Herman Tripleton
Member
So, when you're done dodging the question, is there any chance we could see that hypothesis perhaps? Don't act as if you're unaware of what this tread is about. Don't act as if you're unaware of what this tread is about.
"Creation" varies from one person to another in the specifics, but is generally some variation of a "magic poofing". That is, some creator more-or-less says "abra cadabra" and magics the universe into being.
Magic is just science that we do not yet understand.
However i could be misunderstanding your statement. You may be trying to tell me that there's no way you're aware of to distinguish a created universe from a universe that arose through the cosmological principles currently theorized by most physicists.
What I am saying is that the cosmological principles currently theorized by most physicists clearly demonstrate that all things in the known universe are created from some thing else that already existed.
(please, if you have a personal hangup with the word created, I have already posted dozens of synonyms that I am completely fine with substituting)If that's the case, then creation has no predictive power and thus no scientific value. It's like saying "maybe the whole universe is The Matrix". It's interesting to think about, but because our lives work the same exact way whether it's true or not there's no reason to build a hypothesis around it.
The assertion that all things are created is a basic fact of reality . Just as the assertion that all poodles are dogs is a basic fact of reality. There is not need to justify a fact until the antithesis can be evidenced. If one example of a thing that was not created by another thing can be shown then, absolutely, would a justification be required. However, when every thing in the known universe can clearly be demonstrated to have been created by another thing that already existed then it is time to move on and go from there.
Every thing was created. Accepted.
Did any of the created things in the known universe created themselves?
No, although some are thought to spontaneously occur as if by magic, yet we already accept that magic is merely since we do not yet understand.

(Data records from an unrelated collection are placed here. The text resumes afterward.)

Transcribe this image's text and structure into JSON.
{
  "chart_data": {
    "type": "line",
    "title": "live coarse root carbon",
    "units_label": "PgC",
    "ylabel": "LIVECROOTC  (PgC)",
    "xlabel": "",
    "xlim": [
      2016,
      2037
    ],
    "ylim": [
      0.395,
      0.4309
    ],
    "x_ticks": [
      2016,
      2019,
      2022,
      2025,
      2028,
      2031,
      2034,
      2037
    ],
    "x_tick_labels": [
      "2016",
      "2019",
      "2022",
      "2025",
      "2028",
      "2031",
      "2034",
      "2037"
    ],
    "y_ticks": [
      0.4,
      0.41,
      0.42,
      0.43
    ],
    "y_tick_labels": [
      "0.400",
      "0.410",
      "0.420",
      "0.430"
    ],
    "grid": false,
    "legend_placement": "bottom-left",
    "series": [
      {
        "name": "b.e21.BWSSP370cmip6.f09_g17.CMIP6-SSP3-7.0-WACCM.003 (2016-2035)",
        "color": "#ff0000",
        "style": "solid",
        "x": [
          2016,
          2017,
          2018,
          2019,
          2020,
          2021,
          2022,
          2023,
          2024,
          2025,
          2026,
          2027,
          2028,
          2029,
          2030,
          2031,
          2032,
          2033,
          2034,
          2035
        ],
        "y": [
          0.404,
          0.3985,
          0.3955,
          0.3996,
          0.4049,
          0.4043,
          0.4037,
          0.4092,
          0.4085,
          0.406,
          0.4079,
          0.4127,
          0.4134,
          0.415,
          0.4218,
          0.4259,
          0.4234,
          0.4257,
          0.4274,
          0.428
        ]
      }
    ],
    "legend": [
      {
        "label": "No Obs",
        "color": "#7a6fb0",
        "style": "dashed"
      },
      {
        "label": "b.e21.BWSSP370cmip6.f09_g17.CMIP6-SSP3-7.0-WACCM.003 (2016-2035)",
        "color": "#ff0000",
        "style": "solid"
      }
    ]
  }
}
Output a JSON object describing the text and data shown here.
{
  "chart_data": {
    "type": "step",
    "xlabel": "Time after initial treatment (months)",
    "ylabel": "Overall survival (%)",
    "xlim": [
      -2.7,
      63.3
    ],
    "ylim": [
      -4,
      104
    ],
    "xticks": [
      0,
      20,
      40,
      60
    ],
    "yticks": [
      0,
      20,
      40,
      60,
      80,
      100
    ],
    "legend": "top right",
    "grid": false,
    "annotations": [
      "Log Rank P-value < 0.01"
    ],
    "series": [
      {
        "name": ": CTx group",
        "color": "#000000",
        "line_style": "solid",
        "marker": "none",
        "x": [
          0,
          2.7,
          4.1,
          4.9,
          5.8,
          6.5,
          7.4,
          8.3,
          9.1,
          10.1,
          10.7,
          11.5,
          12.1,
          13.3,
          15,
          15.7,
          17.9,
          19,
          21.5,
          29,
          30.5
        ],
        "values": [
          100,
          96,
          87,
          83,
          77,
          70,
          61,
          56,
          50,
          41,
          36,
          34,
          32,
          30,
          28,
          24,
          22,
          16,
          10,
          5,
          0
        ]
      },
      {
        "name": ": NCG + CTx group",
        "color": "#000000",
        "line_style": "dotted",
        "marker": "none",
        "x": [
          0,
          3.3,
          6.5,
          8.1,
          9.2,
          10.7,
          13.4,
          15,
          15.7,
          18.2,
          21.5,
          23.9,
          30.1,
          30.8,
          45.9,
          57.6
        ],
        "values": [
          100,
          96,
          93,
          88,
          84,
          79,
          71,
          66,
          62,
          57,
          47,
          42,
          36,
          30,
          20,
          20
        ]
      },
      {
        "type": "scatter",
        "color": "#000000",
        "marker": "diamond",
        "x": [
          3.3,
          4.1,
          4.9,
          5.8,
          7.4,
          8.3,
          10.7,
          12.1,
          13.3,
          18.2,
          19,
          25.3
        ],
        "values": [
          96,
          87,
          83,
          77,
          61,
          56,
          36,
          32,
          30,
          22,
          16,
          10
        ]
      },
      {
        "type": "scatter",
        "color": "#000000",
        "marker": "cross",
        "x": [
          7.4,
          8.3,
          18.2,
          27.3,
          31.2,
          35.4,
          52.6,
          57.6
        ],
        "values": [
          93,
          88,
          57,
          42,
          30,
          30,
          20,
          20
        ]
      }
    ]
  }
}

So, all things in the known universe are created and no thing creates itself.
Then, the question arises, did the universe create all things?
Well, the universe is certainly from where all things are created. Every thing in the universe is made from some portion of the universe. Now do these portions make up the totality of the universe? Certainly not. What we know of the known universe is fractional. Using controlled collisions science can create new and foreign elements that only come into existence for single moments. But if we can create them here, then it is most likely that they occur naturally somewhere in the universe. There is much we do not understand, but what we continue to find out is that every thing in the known universe including the universe itself obeys certain laws of science. Immutable laws. By accepting that our science has knowledge of a few of the fundamental laws, which are in most likelihood just subsets of one Law of Nature, we can also accept that the universe itself was most likely created in the same fashion that all things within the universe are created.
If all things within the universe, including the universe itself, were created, then some other thing that is both superior and beyond the universe must have created the universe.
Ultimately, the question arises, what was that "thing"? That thing cannot be demonstrated with science because science can only deal with what is within the universe. Fortunately, the intellect is not limited by science. The intellect is capable of taking the science of the universe and extrapolating the sequence beyond. Every thing obeys pure science, the Law of Nature. Yet this Law is as intangible as anything we imagine beyond the universe. We can observe how the Law is demonstrated, but the demonstration is not the Law itself.
The Law is substantial, it never changes. But every thing, no matter how long it maintains its existence always changes. No thing is substantial, no matter how real it may appear. If no thing is substantial but that which is intangible is substantial or real then what does that say about the meaningfulness of any of our science?
I went off on a tangent there but hopefully you are picking up what I am putting down.